Les plus jeunes générations sont nées avec le numérique, elles n'ont plus le même rapport au travail. Comment prenez-vous en compte leurs aspirations?
La crise du Covid a été une période difficile à vivre pour tous les étudiants. Mais elle a aussi accéléré la digitalisation de nos enseignements et l'intégration du numérique dans nos pédagogies et certains parcours sont devenus hybrides. En sortie de crise, nous nous sommes posé la même question que dans les entreprises : pourquoi venir sur le campus ? Notre objectif est de renforcer la qualité de la relation en présentiel avec la participation à des projets suscitant des interactions, le digital étant utilisé lorsqu'il y a moins d'intérêt au regroupement des élèves. Nous favorisons le travail collaboratif et en mode projet. Les jeunes que nous accueillons ont besoin d'être impliqués dans les enseignements et de trouver du sens à ce qu'ils font. Il faut arrêter de penser qu'il faut faire pour eux, mais faire avec eux.

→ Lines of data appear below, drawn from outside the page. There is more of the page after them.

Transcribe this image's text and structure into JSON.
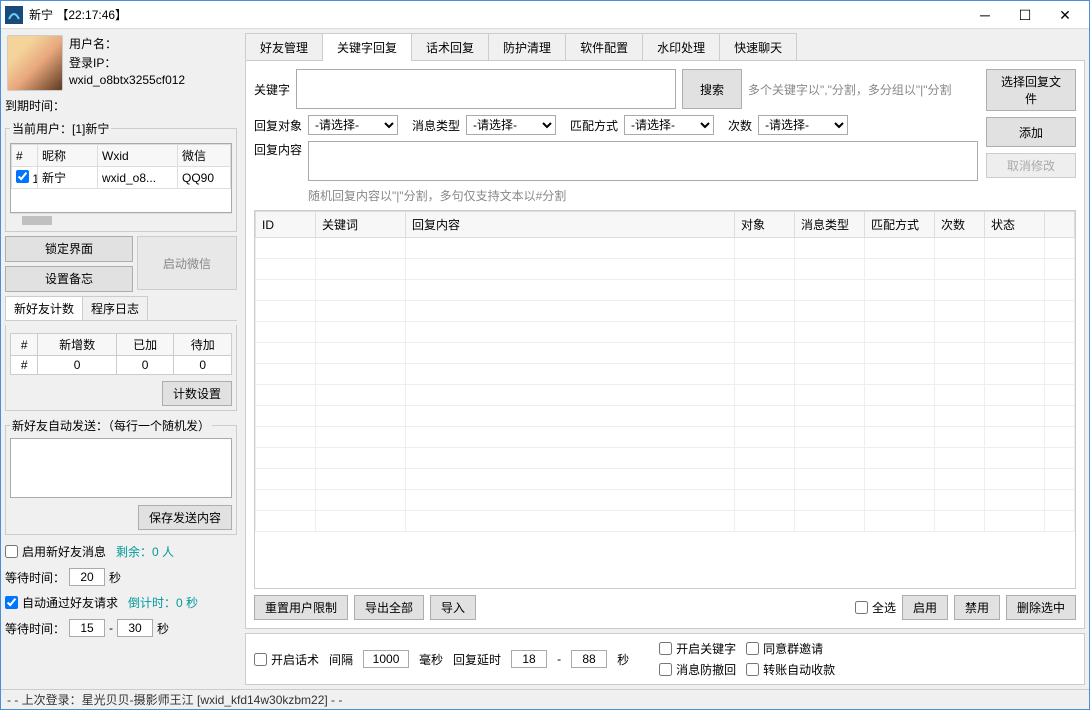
{
  "window": {
    "title": "新宁 【22:17:46】"
  },
  "sidebar": {
    "user": {
      "username_label": "用户名：",
      "ip_label": "登录IP：",
      "wxid": "wxid_o8btx3255cf012",
      "expire_label": "到期时间："
    },
    "current_user_legend": "当前用户：[1]新宁",
    "user_table": {
      "headers": {
        "num": "#",
        "nick": "昵称",
        "wxid": "Wxid",
        "wechat": "微信"
      },
      "row": {
        "num": "1",
        "nick": "新宁",
        "wxid": "wxid_o8...",
        "wechat": "QQ90"
      }
    },
    "lock_btn": "锁定界面",
    "memo_btn": "设置备忘",
    "start_btn": "启动微信",
    "mini_tabs": {
      "count": "新好友计数",
      "log": "程序日志"
    },
    "count_table": {
      "h1": "#",
      "h2": "新增数",
      "h3": "已加",
      "h4": "待加",
      "v1": "#",
      "v2": "0",
      "v3": "0",
      "v4": "0"
    },
    "count_settings_btn": "计数设置",
    "auto_send_legend": "新好友自动发送：（每行一个随机发）",
    "save_send_btn": "保存发送内容",
    "enable_new_friend": "启用新好友消息",
    "remaining": "剩余：0 人",
    "wait_label": "等待时间：",
    "wait1_value": "20",
    "sec": "秒",
    "auto_accept": "自动通过好友请求",
    "countdown": "倒计时：0 秒",
    "wait2_a": "15",
    "wait2_b": "30"
  },
  "main": {
    "tabs": {
      "t1": "好友管理",
      "t2": "关键字回复",
      "t3": "话术回复",
      "t4": "防护清理",
      "t5": "软件配置",
      "t6": "水印处理",
      "t7": "快速聊天"
    },
    "keyword_label": "关键字",
    "search_btn": "搜索",
    "hint1": "多个关键字以\",\"分割，多分组以\"|\"分割",
    "select_file_btn": "选择回复文件",
    "add_btn": "添加",
    "cancel_btn": "取消修改",
    "reply_target_label": "回复对象",
    "msg_type_label": "消息类型",
    "match_label": "匹配方式",
    "count_label": "次数",
    "select_placeholder": "-请选择-",
    "reply_content_label": "回复内容",
    "hint2": "随机回复内容以\"|\"分割，多句仅支持文本以#分割",
    "grid_headers": {
      "id": "ID",
      "kw": "关键词",
      "content": "回复内容",
      "target": "对象",
      "msgtype": "消息类型",
      "match": "匹配方式",
      "count": "次数",
      "status": "状态"
    },
    "reset_btn": "重置用户限制",
    "export_btn": "导出全部",
    "import_btn": "导入",
    "select_all": "全选",
    "enable_btn": "启用",
    "disable_btn": "禁用",
    "delete_btn": "删除选中"
  },
  "bottom": {
    "open_script": "开启话术",
    "interval_label": "间隔",
    "interval_value": "1000",
    "ms_label": "毫秒",
    "delay_label": "回复延时",
    "delay_a": "18",
    "delay_b": "88",
    "sec": "秒",
    "open_keyword": "开启关键字",
    "agree_group": "同意群邀请",
    "anti_recall": "消息防撤回",
    "auto_collect": "转账自动收款"
  },
  "status": "- -   上次登录：星光贝贝-摄影师王江 [wxid_kfd14w30kzbm22] - -"
}
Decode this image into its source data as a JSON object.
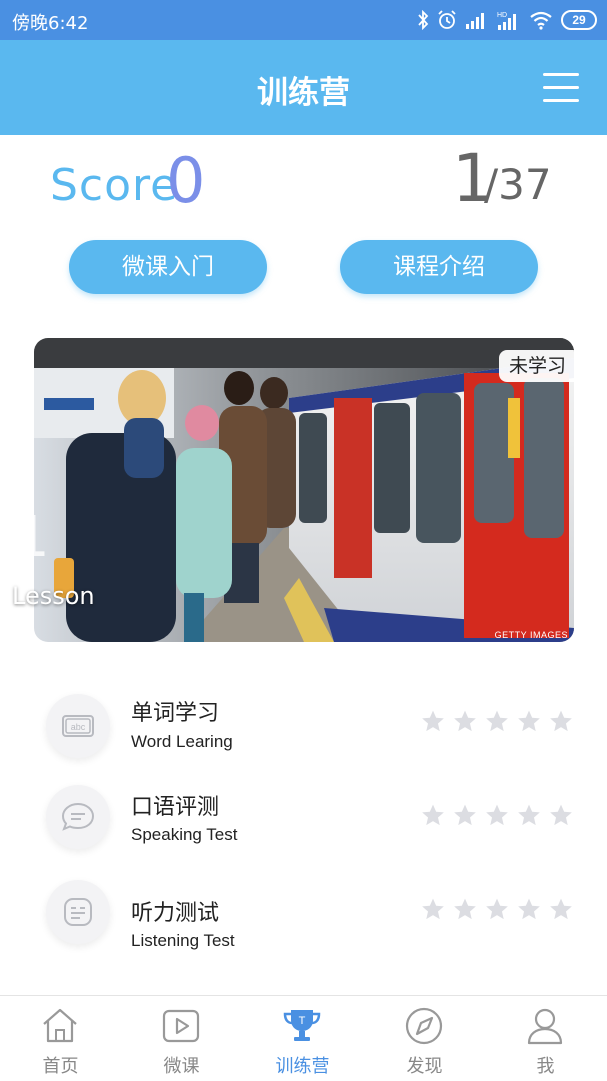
{
  "status_bar": {
    "time": "傍晚6:42",
    "battery": "29"
  },
  "header": {
    "title": "训练营"
  },
  "summary": {
    "score_label": "Score",
    "score_value": "0",
    "progress_current": "1",
    "progress_total": "/37"
  },
  "buttons": {
    "intro_label": "微课入门",
    "course_label": "课程介绍"
  },
  "lesson_card": {
    "status": "未学习",
    "number": "1",
    "label": "Lesson",
    "watermark": "GETTY IMAGES"
  },
  "tasks": [
    {
      "title": "单词学习",
      "subtitle": "Word Learing",
      "icon": "abc-card-icon",
      "stars_filled": 0,
      "stars_total": 5
    },
    {
      "title": "口语评测",
      "subtitle": "Speaking Test",
      "icon": "speech-bubble-icon",
      "stars_filled": 0,
      "stars_total": 5
    },
    {
      "title": "听力测试",
      "subtitle": "Listening Test",
      "icon": "listening-card-icon",
      "stars_filled": 0,
      "stars_total": 5
    }
  ],
  "tabbar": {
    "items": [
      {
        "label": "首页",
        "icon": "home-icon",
        "active": false
      },
      {
        "label": "微课",
        "icon": "play-icon",
        "active": false
      },
      {
        "label": "训练营",
        "icon": "trophy-icon",
        "active": true
      },
      {
        "label": "发现",
        "icon": "compass-icon",
        "active": false
      },
      {
        "label": "我",
        "icon": "user-icon",
        "active": false
      }
    ]
  },
  "colors": {
    "status_bar": "#4a90e2",
    "header": "#5ab8ef",
    "accent": "#5ab8ef",
    "score_value": "#7b8fe8",
    "tab_active": "#4a90e2",
    "star_empty": "#dcdde2"
  }
}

1L'ESITC Paris, l'ESITC Metz, le CHEC et l'EATP.
2 Le référentiel Bases essentielles en santé et sécurité au travail (BES & ST) rassemble des compétences de base en santé et sécurité au travail pour toute personne en situation de management d'équipe ou de structure.

PROFIL

Fondée en 1891, l'ESTP Paris (École spéciale des travaux publics, du bâtiment et de l'industrie) est une école d'ingénieurs de référence internationale qui propose un cursus sur trois ans, avec la possibilité de bâtir un parcours à la carte grâce à différentes spécialités (bâtiment, génie mécanique et électrique, topographie, travaux publics, énergétique de la construction pour le statut apprenti), des options d'approfondissement, un parcours entrepreneuriat, en recherche-innovation, des doubles cursus…
Avec 45 000 diplômés, 3 000 étudiants en formation initiale et 1 000 stagiaires en formation continue chaque année, l'ESTP Paris est l'école qui forme en France le plus grand nombre de professionnels dans le domaine de la construction, des infrastructures, de l'aménagement, de l'immobilier et de l'efficacité énergétique.
L'ESTP Paris regroupe ses activités de recherche-innovation au sein de l'Institut de Recherche en Constructibilité (IRC). L'école entretient des liens étroits avec le monde professionnel (150 entreprises partenaires privilégiées) et se distingue par son ouverture internationale et ses engagements au cœur des enjeux actuels de transition écologique et numérique.

Parcours
Joël Cuny est agrégé de Génie civil et titulaire d'un DEA Ingénierie des structures et des enveloppes de l'ENS Cachan.
1991 : Bouygues Bâtiment IDF. Bureau d'études méthodes de projets de constructions/ouvrages fonctionnels.
1993 : Université de Cergy Pontoise puis I'IUFM de l'académie de Créteil. Professeur, direction des études des formations du département Génie Civil.
2012 : Directeur du CFA au Cesfa BTP.
2017 : Directeur du département Génie civil du Cesi.
Depuis 2018: Directeur des Études et de l'innovation puis, en 2020, directeur général de l'ESTP.

Il nous faut donner aux jeunes l'envie d'entrer dans un secteur où ils auront un impact fort sur leur environnement et le cadre de vie.